Enfin, le reproche d’un scientisme platement positiviste : le marxisme « prétend pouvoir réduire intégralement le niveau des significations au niveau des causations [8] ». Il ne verrait dans la logique économique que l’action de lois en dernière instance naturelles. On peut tirer argument de tel ou tel passage de Marx où il s’enthousiasme pour les succès des sciences physiques ou chimiques de son temps. Ce serait faire peu de cas de tout ce qui l’éloigne, au contraire, du scientisme dominant : un rejet explicite et méprisant du positivisme ; la recherche d’une causalité autre que mécanique, dont « les lois tendancielles », ces lois étranges « qui se contredisent elles-mêmes », articulent le nécessaire et le contingent ; l’idée, de la thèse doctorale sur Démocrite et Épicure aux derniers textes sur la Russie, d’un « matérialisme aléatoire » ou d’un « matérialisme de la rencontre » ; la distinction enfin entre « la science allemande », en tant que logique générale du savoir, et les sciences positives anglaises [9].

Castoriadis consent à admettre que la lutte des classes « semble » s’opposer au déterminisme économique, « mais semble seulement », dans la mesure où Marx l’intégrerait à une chaîne causale où les classes font « ce qu’elles ont à faire » dans une histoire qui leur est « nécessairement tracé[e]  [10] ». Il suffit encore de lire les textes politiques, sur la France, l’Angleterre, l’Espagne, sur les guerres européennes, pour constater à quel point une telle affirmation est ridicule. Le problème qui hante la trilogie sur la France, c’est précisément que les classes ne font pas ce qu’elles seraient supposées faire, que la politique n’est pas un fidèle reflet du social, que la représentation, l’idéologie, ou « l’imaginaire », sont autant de médiations qui ont leur efficacité propre.
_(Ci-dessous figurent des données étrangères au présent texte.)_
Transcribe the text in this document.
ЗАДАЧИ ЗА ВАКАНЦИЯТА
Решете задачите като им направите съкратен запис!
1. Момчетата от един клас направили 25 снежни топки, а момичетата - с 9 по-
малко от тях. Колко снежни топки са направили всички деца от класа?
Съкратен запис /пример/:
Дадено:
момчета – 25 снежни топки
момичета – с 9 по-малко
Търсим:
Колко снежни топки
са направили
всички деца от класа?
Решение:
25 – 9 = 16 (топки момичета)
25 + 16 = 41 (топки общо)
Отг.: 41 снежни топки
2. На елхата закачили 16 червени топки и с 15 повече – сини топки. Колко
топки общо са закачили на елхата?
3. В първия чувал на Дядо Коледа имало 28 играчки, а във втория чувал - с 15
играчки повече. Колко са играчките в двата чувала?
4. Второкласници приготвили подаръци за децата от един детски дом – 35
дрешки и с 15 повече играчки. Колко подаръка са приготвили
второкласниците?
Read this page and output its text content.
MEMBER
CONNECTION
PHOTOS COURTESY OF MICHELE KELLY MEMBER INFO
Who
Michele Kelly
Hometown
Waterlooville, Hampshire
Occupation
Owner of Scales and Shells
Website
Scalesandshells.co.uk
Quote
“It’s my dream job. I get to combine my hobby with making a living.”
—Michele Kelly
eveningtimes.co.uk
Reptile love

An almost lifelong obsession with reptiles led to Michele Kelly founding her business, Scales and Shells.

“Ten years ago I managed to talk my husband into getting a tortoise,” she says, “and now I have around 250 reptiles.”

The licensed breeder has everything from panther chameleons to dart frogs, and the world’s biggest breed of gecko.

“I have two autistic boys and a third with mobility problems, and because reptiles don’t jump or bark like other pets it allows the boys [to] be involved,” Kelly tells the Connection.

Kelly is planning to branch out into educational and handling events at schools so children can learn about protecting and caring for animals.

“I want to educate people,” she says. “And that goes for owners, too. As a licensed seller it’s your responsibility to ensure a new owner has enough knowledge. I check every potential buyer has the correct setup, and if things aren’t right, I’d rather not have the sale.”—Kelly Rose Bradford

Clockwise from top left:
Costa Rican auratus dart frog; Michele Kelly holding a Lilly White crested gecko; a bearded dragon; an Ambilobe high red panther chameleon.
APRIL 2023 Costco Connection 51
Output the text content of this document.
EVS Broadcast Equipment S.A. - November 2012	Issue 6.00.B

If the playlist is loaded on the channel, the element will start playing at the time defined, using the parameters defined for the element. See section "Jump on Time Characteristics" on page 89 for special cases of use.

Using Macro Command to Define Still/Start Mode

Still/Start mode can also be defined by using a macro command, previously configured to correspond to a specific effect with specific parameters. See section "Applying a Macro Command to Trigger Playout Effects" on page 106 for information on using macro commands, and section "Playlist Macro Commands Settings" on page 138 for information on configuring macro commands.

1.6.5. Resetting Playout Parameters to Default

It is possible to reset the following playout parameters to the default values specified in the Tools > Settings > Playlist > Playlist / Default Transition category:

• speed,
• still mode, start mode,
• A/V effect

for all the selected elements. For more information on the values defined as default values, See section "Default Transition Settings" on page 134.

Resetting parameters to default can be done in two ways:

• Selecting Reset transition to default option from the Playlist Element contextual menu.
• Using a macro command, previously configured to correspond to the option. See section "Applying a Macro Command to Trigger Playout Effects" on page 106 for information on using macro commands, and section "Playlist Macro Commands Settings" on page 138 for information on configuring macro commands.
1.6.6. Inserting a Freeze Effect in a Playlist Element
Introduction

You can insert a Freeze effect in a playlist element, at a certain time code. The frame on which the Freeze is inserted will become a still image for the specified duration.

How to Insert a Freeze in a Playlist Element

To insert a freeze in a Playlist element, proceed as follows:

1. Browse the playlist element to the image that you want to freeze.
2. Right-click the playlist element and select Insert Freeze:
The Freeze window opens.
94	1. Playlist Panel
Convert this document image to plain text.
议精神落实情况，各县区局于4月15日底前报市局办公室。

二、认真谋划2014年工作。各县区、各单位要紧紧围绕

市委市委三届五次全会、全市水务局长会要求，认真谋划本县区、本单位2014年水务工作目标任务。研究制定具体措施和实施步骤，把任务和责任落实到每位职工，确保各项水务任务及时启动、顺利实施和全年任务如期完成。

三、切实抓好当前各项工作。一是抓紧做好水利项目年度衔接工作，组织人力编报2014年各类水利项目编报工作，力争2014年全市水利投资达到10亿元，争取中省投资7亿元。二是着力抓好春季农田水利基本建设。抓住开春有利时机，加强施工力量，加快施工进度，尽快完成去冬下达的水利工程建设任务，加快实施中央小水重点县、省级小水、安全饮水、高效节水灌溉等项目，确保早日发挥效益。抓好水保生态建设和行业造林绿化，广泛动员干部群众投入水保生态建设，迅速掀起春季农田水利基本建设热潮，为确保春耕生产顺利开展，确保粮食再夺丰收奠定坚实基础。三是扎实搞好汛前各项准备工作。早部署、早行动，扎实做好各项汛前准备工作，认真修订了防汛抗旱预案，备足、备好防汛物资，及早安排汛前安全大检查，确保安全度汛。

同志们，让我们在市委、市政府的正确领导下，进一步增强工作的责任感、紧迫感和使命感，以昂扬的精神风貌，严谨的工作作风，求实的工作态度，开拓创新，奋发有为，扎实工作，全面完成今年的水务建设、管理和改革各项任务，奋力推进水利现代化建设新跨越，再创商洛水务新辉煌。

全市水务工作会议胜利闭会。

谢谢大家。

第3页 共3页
Pour Castoriadis, l’affaire est donc entendue. Dans le marxisme, l’idéologie de la bureaucratie l’a emporté sans restes sur l’imaginaire du prolétariat. Déterminisme historique + économie mécaniste + scientisme causal = une « Providence communiste » éliminant « le problème premier de la pratique », à savoir le fait que les hommes ont à mener leur vie aux prises avec des conditions réelles qui n’excluent ni ne garantissent l’accomplissement de leur projet. Condition politique tragique, donc, qui fait écho au Saint Augustin du « travailler pour l’incertain », et au Pascal du pari.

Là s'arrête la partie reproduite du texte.